Specifically, it's the answer for the 56-year-old former IBM / Microsoft veteran who has been thoroughly indoctrinated into architectural thinking and mission-critical design, and physically cringes at a memory layer that doesn't have the -isms and -itabilities thought through: atomicity, idempotency, referential integrity, ACIDism on the write path; durability, recoverability, observability, auditability, testability on the operate path. The things your old DBA would have red-pen'd in a review twenty years ago and your old SRE would red-pen now.

This is for you. We know.

Two Things Worth Clicking Through For

The README has the full technical surface. Two things are worth calling out here because they're what make Mnemos different, not just larger:

Compression with a receipt. Every time Mnemos compresses a memory — on write, before a consultation, on rehydration — it writes a manifest: what was removed, what was preserved, the quality rating, and which use cases the compressed version is and is not safe for. No other memory system treats compression as something that needs a receipt. If you've ever had an LLM summarize a long context for you and then acted on the summary, only to discover that something critical had quietly been dropped, you understand why this matters. Mnemos names the tradeoff instead of hiding it.
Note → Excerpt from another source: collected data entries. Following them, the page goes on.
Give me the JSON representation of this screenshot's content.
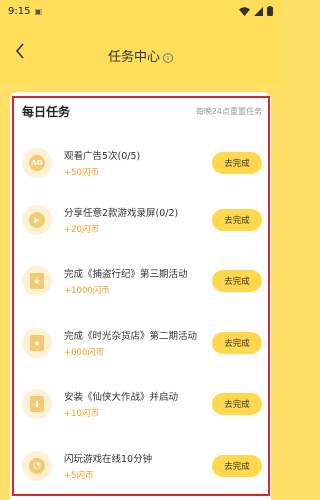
{
  "status_bar": {
    "time": "9:15"
  },
  "header": {
    "title": "任务中心",
    "info_glyph": "i"
  },
  "section": {
    "title": "每日任务",
    "note": "每晚24点重置任务"
  },
  "tasks": [
    {
      "icon": "ad-icon",
      "icon_text": "AD",
      "title": "观看广告5次(0/5)",
      "reward": "+50闪币",
      "button": "去完成"
    },
    {
      "icon": "play-icon",
      "icon_text": "▶",
      "title": "分享任意2款游戏录屏(0/2)",
      "reward": "+20闪币",
      "button": "去完成"
    },
    {
      "icon": "document-star-icon",
      "icon_text": "★",
      "title": "完成《捕盗行纪》第三期活动",
      "reward": "+1000闪币",
      "button": "去完成"
    },
    {
      "icon": "document-star-icon",
      "icon_text": "★",
      "title": "完成《时光杂货店》第二期活动",
      "reward": "+600闪币",
      "button": "去完成"
    },
    {
      "icon": "download-icon",
      "icon_text": "⬇",
      "title": "安装《仙侠大作战》并启动",
      "reward": "+10闪币",
      "button": "去完成"
    },
    {
      "icon": "clock-icon",
      "icon_text": "◔",
      "title": "闪玩游戏在线10分钟",
      "reward": "+5闪币",
      "button": "去完成"
    }
  ],
  "colors": {
    "header_bg": "#ffde59",
    "button_bg": "#ffd84d",
    "reward_text": "#f0a020",
    "icon_accent": "#f2cb72",
    "highlight_border": "#d9262f"
  }
}
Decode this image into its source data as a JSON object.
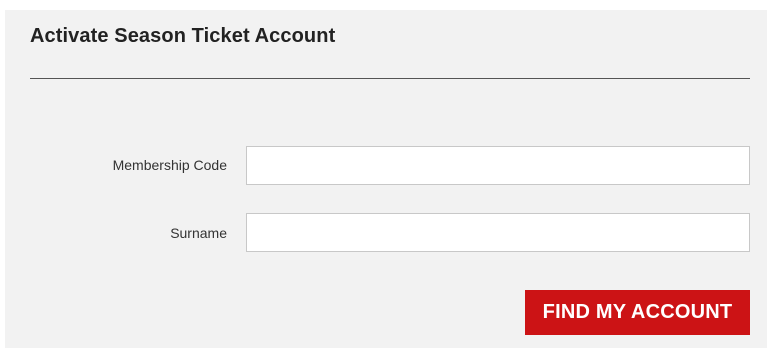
{
  "form": {
    "title": "Activate Season Ticket Account",
    "fields": {
      "membership_code": {
        "label": "Membership Code",
        "value": "",
        "placeholder": ""
      },
      "surname": {
        "label": "Surname",
        "value": "",
        "placeholder": ""
      }
    },
    "submit_label": "FIND MY ACCOUNT"
  },
  "colors": {
    "panel_background": "#f2f2f2",
    "button_background": "#cc1315",
    "button_text": "#ffffff",
    "title_text": "#222222"
  }
}
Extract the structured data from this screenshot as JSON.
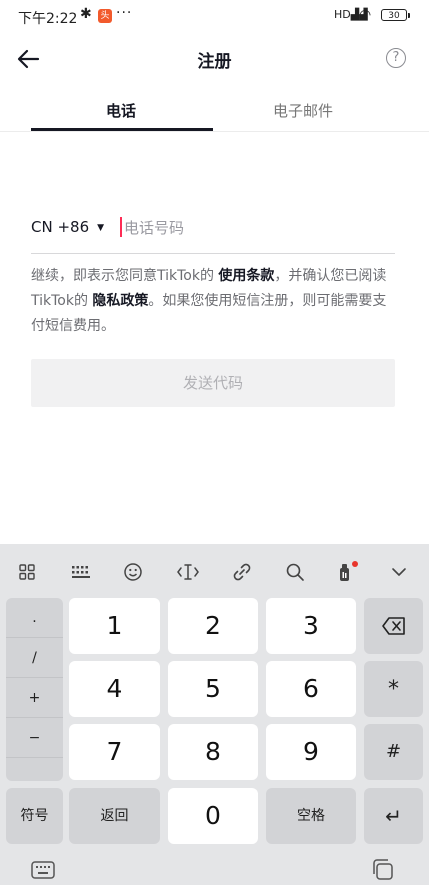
{
  "status_bar": {
    "time": "下午2:22",
    "bt_glyph": "✱",
    "app_badge": "头",
    "dots": "···",
    "signal": "HD▟▟",
    "wifi_glyph": "◠",
    "battery": "30"
  },
  "header": {
    "title": "注册",
    "help": "?"
  },
  "tabs": [
    {
      "label": "电话",
      "active": true
    },
    {
      "label": "电子邮件",
      "active": false
    }
  ],
  "phone_form": {
    "country_code": "CN +86",
    "dropdown_glyph": "▼",
    "placeholder": "电话号码",
    "terms_prefix": "继续，即表示您同意TikTok的 ",
    "terms_link": "使用条款",
    "terms_middle": "，并确认您已阅读TikTok的 ",
    "privacy_link": "隐私政策",
    "terms_suffix": "。如果您使用短信注册，则可能需要支付短信费用。",
    "send_button": "发送代码"
  },
  "keyboard": {
    "toolbar_icons": [
      "grid-icon",
      "keyboard-layout-icon",
      "emoji-icon",
      "cursor-move-icon",
      "clipboard-link-icon",
      "search-icon",
      "voice-icon",
      "collapse-icon"
    ],
    "symbols": [
      ".",
      "/",
      "+",
      "−",
      ""
    ],
    "digits": [
      "1",
      "2",
      "3",
      "4",
      "5",
      "6",
      "7",
      "8",
      "9"
    ],
    "backspace": "⌫",
    "asterisk": "*",
    "hash": "#",
    "symbol_key": "符号",
    "back_key": "返回",
    "zero": "0",
    "space_key": "空格",
    "enter": "↵"
  }
}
A reasoning layer that keeps itself current. Most multi-LLM routers hardcode a provider list and drift out of date within weeks. Mnemos ships a self-populating PostgreSQL-backed model registry that syncs daily from provider APIs and quarterly from the Arena.ai leaderboard. A provider that drops on Arena.ai also drops in Mnemos's internal routing on the next timer tick, without a human touching a config file. That's the difference between a router that's current on the day you deploy and a router that stays current.
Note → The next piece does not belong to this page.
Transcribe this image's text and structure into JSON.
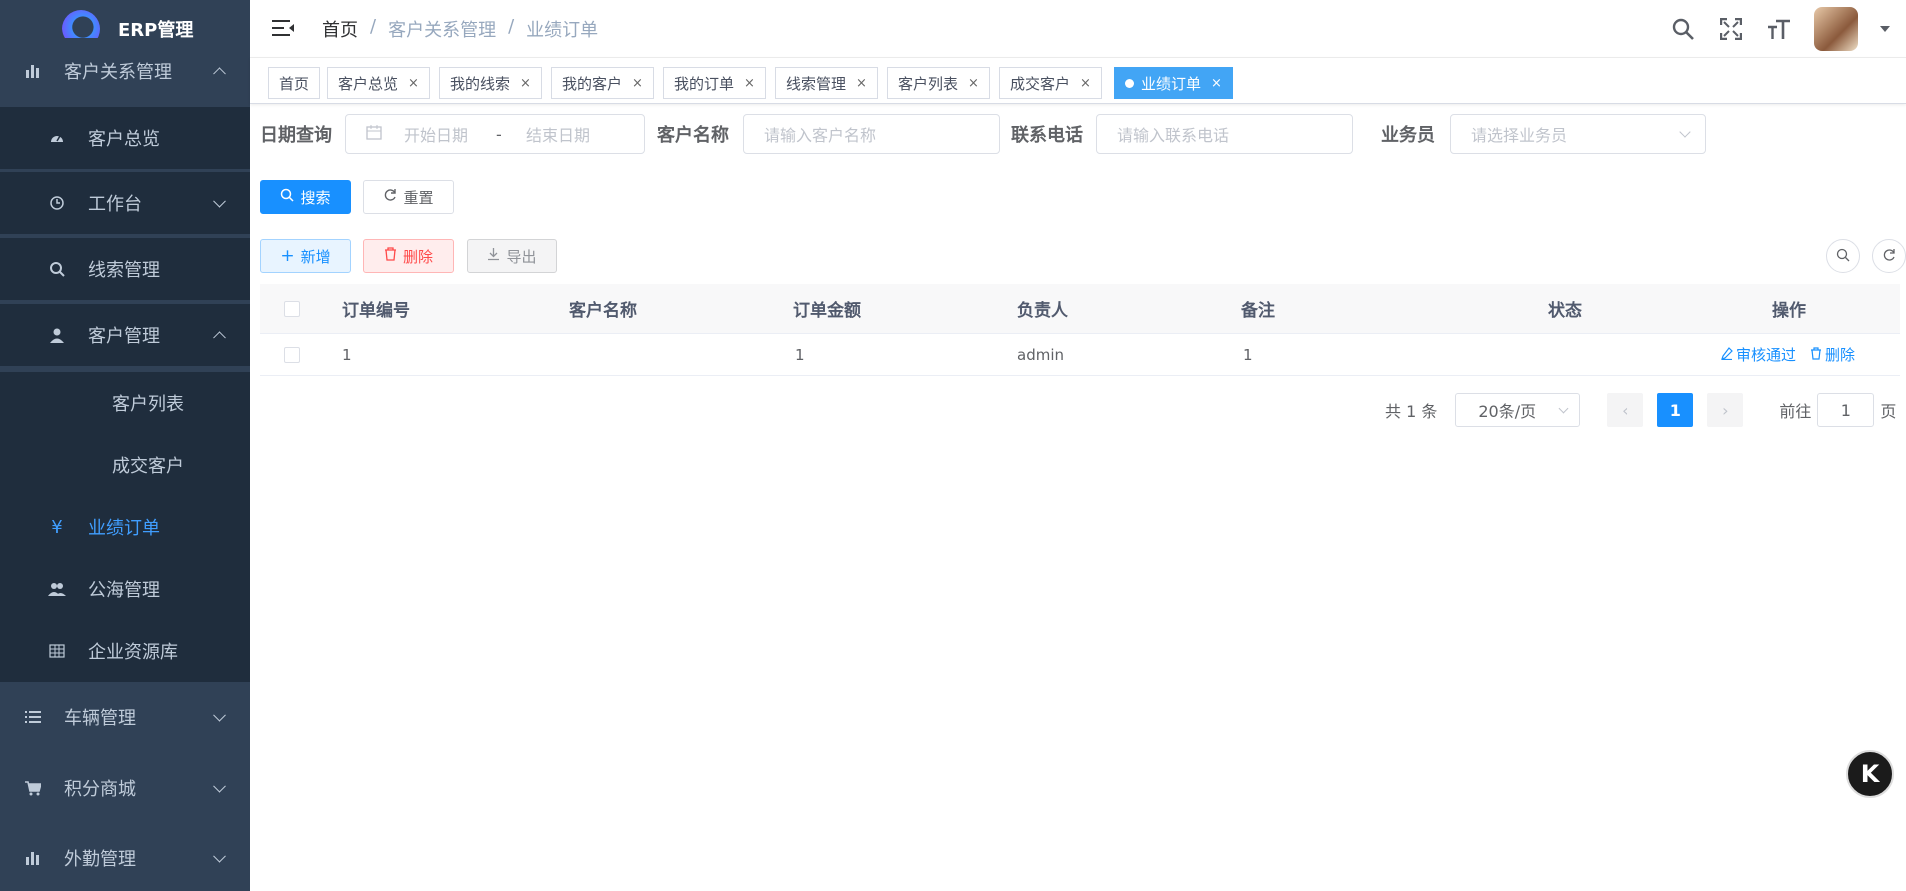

Both of those are fully described in the README. I'm not going to re-explain them here. They're the two reasons the README is worth your time if the rest of this post resonates.

What "Co-Author" Means

Two years ago, I could not have written any of this. Not the pgvector schema, not the FastAPI wiring, not the hash-chained audit writer with its advisory-lock-serialized tip read, not the OAuth callback flow, not the federation dedup logic.

The systems-thinking decisions are mine. Which relationships cascade. Which set null. Which operation needs a lock and at what granularity. What the compression manifest has to carry for the output to be defensible in a compliance review. Those come from 30 years of watching systems fail in production.

The code that expresses those decisions came from working with Claude.

I held the architectural opinions. Claude held the syntax and the language-specific idioms. The result runs in production. It isn't a demo.